確かにこの近くには沢山ホテルがあるから、泊まることだってできる……
しかし、まだ未成年のおれ達がホテルに一緒に泊まるなんて……
しかも、付き合って初日に……
それは色々とまずい気がする。
「なんてね……でも泊まりたいくらい楽しい場所だよね……」
そう言って、美香はゆっくりと空を見上げた。
その時だった。
「わぁ……」
「おお……」
夜空に花火が打ち上がったのだ。
そっか。確かこの時間になると花火を打ち上げるんだっけ……
「綺麗……」
隣に座っている美香が小さく呟く。
子供のように目を輝かせながら、打ち上がっていく花火に目を合わせていく。
その横顔の方が花火なんかより何十倍も綺麗だとおれは思った。
「さ、帰ったらクリスマスの時のスケジュール決めようね」
「か、帰ったら?さすがに早すぎないか……?」
「もー……なんで、気持ちがわかんないかな……」
言って、おれの手をより強く握りしめてくる。
「一緒にいたいからに決まってるじゃん……」
ポツリとそう呟く。
今日、おれは何度、美香に胸を射抜かれたのだろうか。
そして、まだまだ女の子の、いや、美香の心がわかってないんだなと実感してしまう。
もっと美香の心がわかるようになりたい。
恋人として。
「でも、今はこの瞬間を大切にしたいかな……」
「そうだな……」
そうして、おれ達はゆっくりと花火を眺めながら、この幸せなひと時を噛み締めるのだった。
♦︎
「すーすー……」
おれの背中で穏やかな寝息を立てる美香。
すっかり疲れてしまったようだ。
電車に乗ってから、美香はすぐに寝てしまい、電車を降りても寝てしまっていた。
なので、駅の近くに止まっていたタクシーに乗り込み、家の前まで送ってもらったのだ。
かくいうおれもかなり眠い。
パークを出た途端に眠気がどっと襲ってきた。それくらい楽しかったってことだよな。
それに昨日、全く寝れていなかったから疲労感が半端ない。
玄関を開け、靴を脱いで、リビングに入り、美香の上着を脱がせ、ソファの上にそっと置く。
そして、毛布をかけ、おれは洗面所へと向かう。
シャワーだけ浴びて、今日はおれも寝るとしよう……
そして、サッとシャワーを浴び、リビングに毛布と枕を持ってきて、おれと寝ることにした。

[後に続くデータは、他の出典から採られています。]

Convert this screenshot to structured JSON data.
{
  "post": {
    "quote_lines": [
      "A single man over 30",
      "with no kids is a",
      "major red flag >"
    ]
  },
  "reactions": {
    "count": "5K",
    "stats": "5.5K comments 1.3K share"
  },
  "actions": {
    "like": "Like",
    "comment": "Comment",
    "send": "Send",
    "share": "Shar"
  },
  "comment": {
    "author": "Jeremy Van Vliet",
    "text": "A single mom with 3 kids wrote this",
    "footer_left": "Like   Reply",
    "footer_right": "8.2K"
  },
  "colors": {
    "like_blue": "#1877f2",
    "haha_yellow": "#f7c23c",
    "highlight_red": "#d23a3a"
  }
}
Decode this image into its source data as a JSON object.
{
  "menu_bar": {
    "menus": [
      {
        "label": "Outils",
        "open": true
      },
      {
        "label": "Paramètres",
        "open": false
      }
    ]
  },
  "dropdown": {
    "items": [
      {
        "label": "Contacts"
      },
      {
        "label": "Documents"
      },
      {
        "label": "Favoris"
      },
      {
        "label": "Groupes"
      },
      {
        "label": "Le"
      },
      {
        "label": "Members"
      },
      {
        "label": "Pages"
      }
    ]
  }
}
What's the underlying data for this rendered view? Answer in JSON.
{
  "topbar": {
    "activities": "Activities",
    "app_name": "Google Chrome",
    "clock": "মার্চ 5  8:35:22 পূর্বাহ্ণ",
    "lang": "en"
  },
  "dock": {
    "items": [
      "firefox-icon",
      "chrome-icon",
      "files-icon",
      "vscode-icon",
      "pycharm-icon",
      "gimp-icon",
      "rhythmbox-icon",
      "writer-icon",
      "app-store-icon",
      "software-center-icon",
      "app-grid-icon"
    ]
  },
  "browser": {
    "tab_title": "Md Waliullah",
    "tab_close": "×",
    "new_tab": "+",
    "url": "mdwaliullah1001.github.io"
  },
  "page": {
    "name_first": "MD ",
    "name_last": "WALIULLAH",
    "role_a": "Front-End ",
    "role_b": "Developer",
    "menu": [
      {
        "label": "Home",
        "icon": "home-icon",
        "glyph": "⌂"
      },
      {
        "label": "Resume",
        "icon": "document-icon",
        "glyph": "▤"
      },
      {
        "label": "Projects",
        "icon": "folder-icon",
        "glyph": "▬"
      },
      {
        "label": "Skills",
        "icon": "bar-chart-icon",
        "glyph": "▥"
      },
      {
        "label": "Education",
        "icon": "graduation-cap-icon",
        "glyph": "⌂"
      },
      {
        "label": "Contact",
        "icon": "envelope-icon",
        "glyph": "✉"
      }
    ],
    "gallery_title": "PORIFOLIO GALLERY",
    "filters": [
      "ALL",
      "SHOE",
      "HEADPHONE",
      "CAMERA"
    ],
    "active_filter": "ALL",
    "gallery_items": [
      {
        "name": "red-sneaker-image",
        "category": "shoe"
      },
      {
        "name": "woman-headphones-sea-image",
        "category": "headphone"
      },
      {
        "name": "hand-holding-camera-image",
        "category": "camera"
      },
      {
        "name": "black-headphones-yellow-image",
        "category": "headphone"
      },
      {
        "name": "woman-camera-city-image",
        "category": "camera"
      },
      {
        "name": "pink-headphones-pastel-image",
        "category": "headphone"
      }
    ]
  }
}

自分の部屋のベッドで寝ても良いのだが、なるべく美香のそばにいたいし、起きた時にびっくりさせないようにしようと思ったのだ。
「おやすみ……」
おれはテーブルの上にいる熊の海斗と美香にそう言いつつ、ソファで眠る美香に視線を向けた後、毛布を被り眠るのだった。
そして、おれが夢の世界に落ちるまでそう長い時間はかからなかった。